Not for the foreseeable, that's for sure.

Why so sure?

Ifitquacks · 15/07/2021 07:56

If we'd gone for Zero Covid back in February 2020 then we'd have been safe to open up yonks ago

Like Australia, which is in lockdown again?

SummerTimeIsLovely · 15/07/2021 08:16

You’re very focussed on yourself.
I notice you say it’s shit for parents with young kids - I get that.

But it’s also been shit for students - online Uni for a year - isolating in student residencies away from family and with the Uni not even bothering to check they’re ok.

Young adults who cannot get jobs and are back living with parents when they should be starting independent lives. Again separated from friends they made at Uni/ no longer knowing people in their local area. Pretty shit when your 23 and relying on your 50+ year old parents for a social life.

You really need to get realistic about this and make the most of summer.

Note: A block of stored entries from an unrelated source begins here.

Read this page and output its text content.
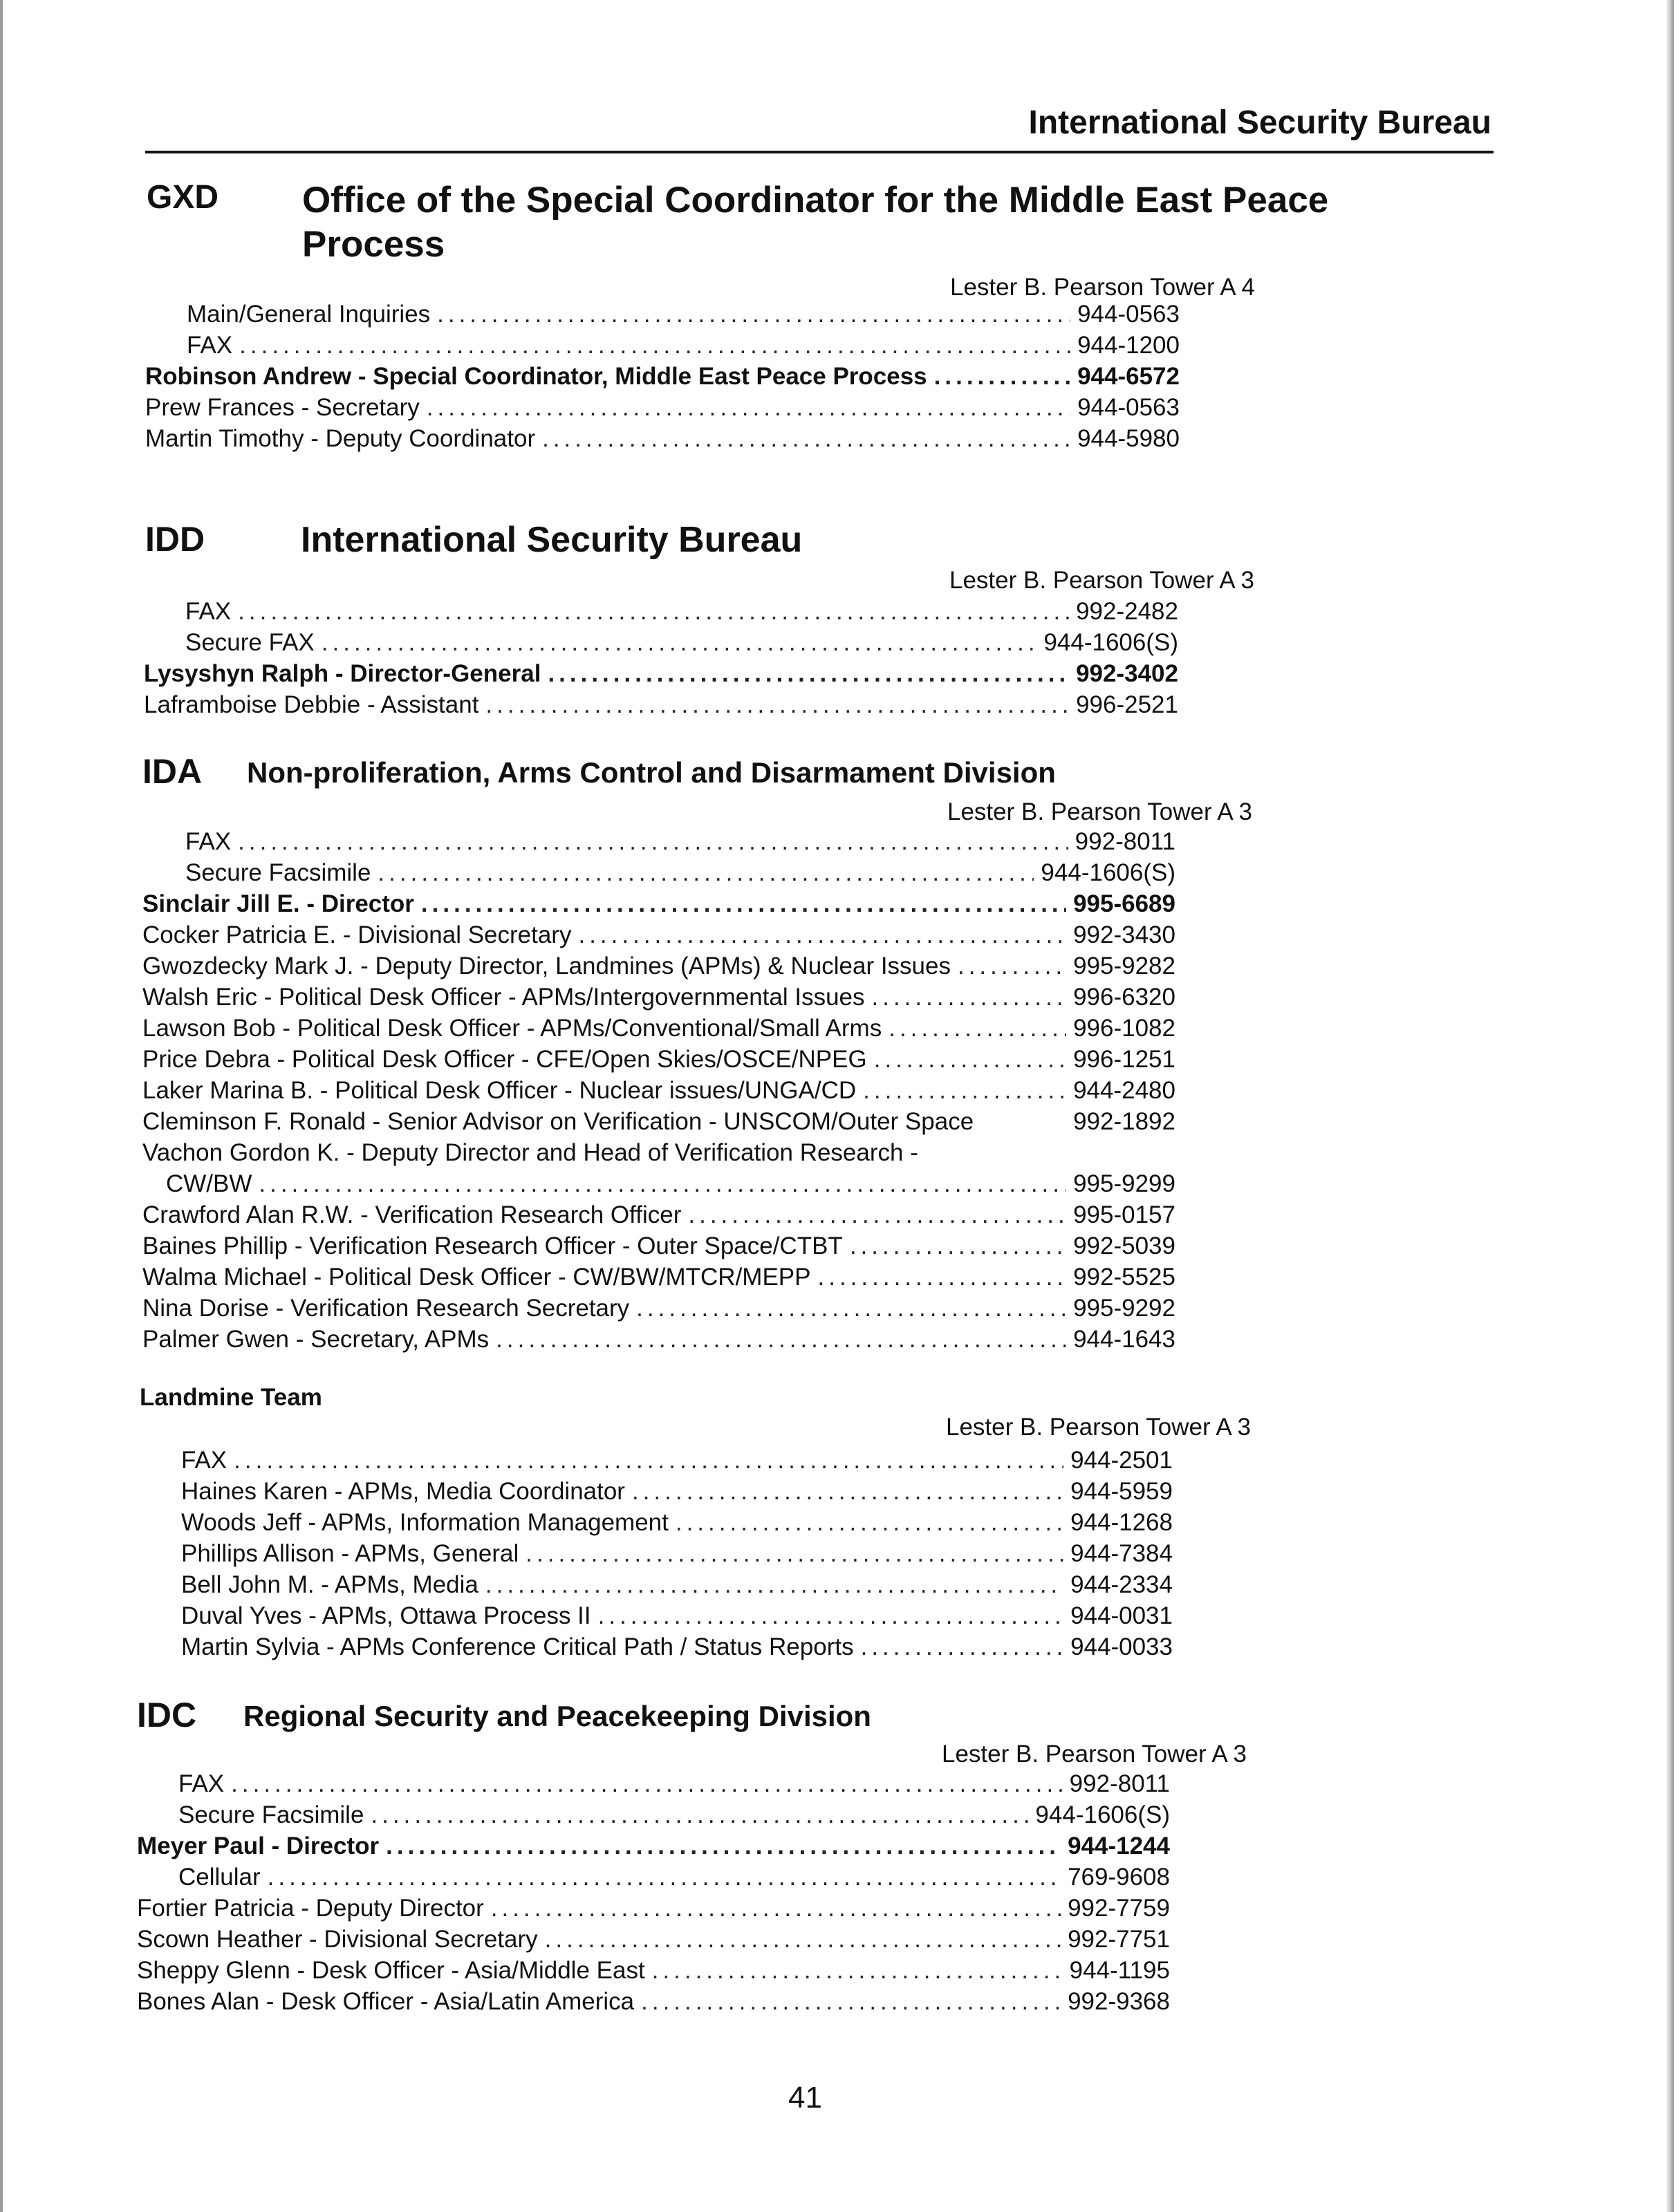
International Security Bureau
GXD Office of the Special Coordinator for the Middle East Peace
Process
Lester B. Pearson Tower A 4
Main/General Inquiries .....	944-0563
FAX .....	944-1200
Robinson Andrew - Special Coordinator, Middle East Peace Process .....	944-6572
Prew Frances - Secretary .....	944-0563
Martin Timothy - Deputy Coordinator .....	944-5980
IDD	International Security Bureau
Lester B. Pearson Tower A 3
FAX .....	992-2482
Secure FAX .....	944-1606(S)
Lysyshyn Ralph - Director-General .....	992-3402
Laframboise Debbie - Assistant .....	996-2521
IDA Non-proliferation, Arms Control and Disarmament Division
Lester B. Pearson Tower A 3
FAX .....	992-8011
Secure Facsimile .....	944-1606(S)
Sinclair Jill E. - Director .....	995-6689
Cocker Patricia E. - Divisional Secretary .....	992-3430
Gwozdecky Mark J. - Deputy Director, Landmines (APMs) & Nuclear Issues .....	995-9282
Walsh Eric - Political Desk Officer - APMs/Intergovernmental Issues .....	996-6320
Lawson Bob - Political Desk Officer - APMs/Conventional/Small Arms .....	996-1082
Price Debra - Political Desk Officer - CFE/Open Skies/OSCE/NPEG .....	996-1251
Laker Marina B. - Political Desk Officer - Nuclear issues/UNGA/CD .....	944-2480
Cleminson F. Ronald - Senior Advisor on Verification - UNSCOM/Outer Space	992-1892
Vachon Gordon K. - Deputy Director and Head of Verification Research -
CW/BW .....	995-9299
Crawford Alan R.W. - Verification Research Officer .....	995-0157
Baines Phillip - Verification Research Officer - Outer Space/CTBT .....	992-5039
Walma Michael - Political Desk Officer - CW/BW/MTCR/MEPP .....	992-5525
Nina Dorise - Verification Research Secretary .....	995-9292
Palmer Gwen - Secretary, APMs .....	944-1643
Landmine Team
Lester B. Pearson Tower A 3
FAX .....	944-2501
Haines Karen - APMs, Media Coordinator .....	944-5959
Woods Jeff - APMs, Information Management .....	944-1268
Phillips Allison - APMs, General .....	944-7384
Bell John M. - APMs, Media .....	944-2334
Duval Yves - APMs, Ottawa Process II .....	944-0031
Martin Sylvia - APMs Conference Critical Path / Status Reports .....	944-0033
IDC Regional Security and Peacekeeping Division
Lester B. Pearson Tower A 3
FAX .....	992-8011
Secure Facsimile .....	944-1606(S)
Meyer Paul - Director .....	944-1244
Cellular .....	769-9608
Fortier Patricia - Deputy Director .....	992-7759
Scown Heather - Divisional Secretary .....	992-7751
Sheppy Glenn - Desk Officer - Asia/Middle East .....	944-1195
Bones Alan - Desk Officer - Asia/Latin America .....	992-9368
41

It will go on a while, but this inward looking attitude of yours is going to be more damaging to you and your children than anything Covid throws at us.

Letsbeeavenuee · 15/07/2021 08:32

I try and just live now. I've kept my life very minimal. We've not left the local area. We've just done tons of walking and not been to anyone's houses. I have not had the vaccine yet and I believe it's my choice. I am being constantly harrassed by my parents and they told me eventually it will get me and if I die my kids won't have a mum. My parents are terrified. It's extreme how people are being. Don't get me wrong there's many people who are vunerable and the elderly etc. I also know it's getting young people. But it's rare for it to be bad. That doesn't cancel it out.

I live My life based on anything could happen to anyone. We don't have control over many things. Cancers. Loosing a pregnancy. Catching a virus. The weather. But we keep living.

I think we need to be hygienic but start living.

My son's 3 and started mixing again in march. Got him in with a childminder. He's had two awful coughs. A bad cold. Tonsolitis. A really bad stomach bug. All because he's not been mixing and getting exposure. We have got to start living again.

TheVampiresWife · 15/07/2021 08:40

@NannyAndJohn well, zero covid isn't going to happen now, unfortunately. And even if we had gone for it in February last year, it wouldn't have stayed at zero for long. It's a pointless argument.

That being the case, when is the right time to open up? Now, when hospitalisations are far lower than in previous waves when infection rates were as high as they are currently/school holidays almost upon us/no extra winter pressure on the NHS or shall we wait until the autumn, when schools are open and respiratory illness season is in full swing? I mean, how much pressure do you want to put on the NHS?